The admin dashboard shows call volume, provider latency, and whether quota is trending toward the daily cap. That’s the resolution that matters for running the service. Entry content stays in the entries table, where the user put it, and doesn’t flow into the observability layer.

What the personalities actually do

Less than you might think. They’re tone instructions, not mode switches. Scholar doesn’t cite papers; it notices patterns you didn’t name. Companion doesn’t console; it asks slower questions. Minimalist doesn’t respond in one word; it responds in fewer than the others would, and stays out of your way longer. Coach doesn’t set goals for you; it asks what one small thing might look like.

The names were written before the prompts. They’re rough containers — useful enough to let someone choose, not precise enough to predict every reply. The system prompt shapes the register the model works in. The model does the work. A journal entry about a difficult week will produce different responses from Scholar and Companion, but the system prompt doesn’t anticipate that specific week. The gap is intentional: over-specifying the personality produces replies that feel scripted.

What small models are good at in this context

People write journal entries in plain language about real things. They don’t need citations; they need a reply that read the entry, says something that doesn’t feel like a form letter, and leaves room for the user to take or leave it. Llama 3.1 8B is genuinely good at this. It’s conversational at a level that matches the task, and fast enough that the response doesn’t feel like waiting.
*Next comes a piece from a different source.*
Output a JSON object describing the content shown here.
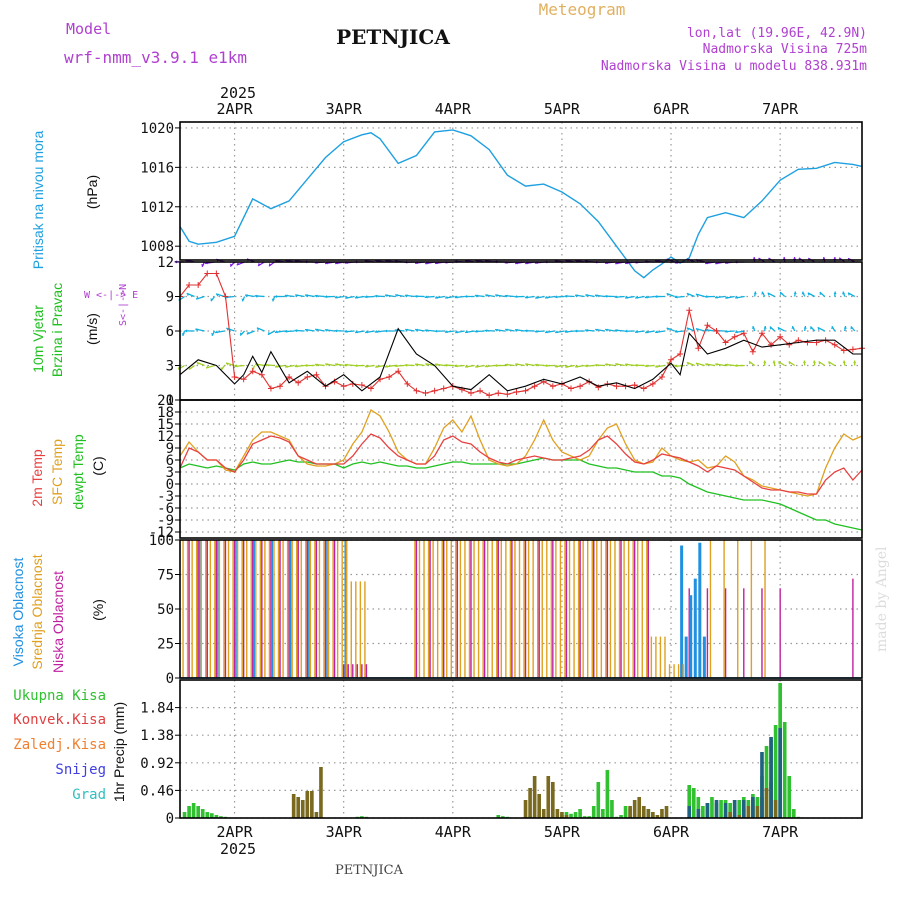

It’s not good at maintaining complex constraints across a long context. It’s not good at perfectly following a nuanced system prompt on every pass. It’s not good at refusing every sophisticated jailbreak.

So the engineering is: use the model for what it’s good at, and put deterministic checks around the things it isn’t. The canary detection and crisis footer are both deterministic. The scope lock does its best. The combination is cheaper, faster, and more predictable than adding a second model to the chain — and the failure modes are understood rather than opaque.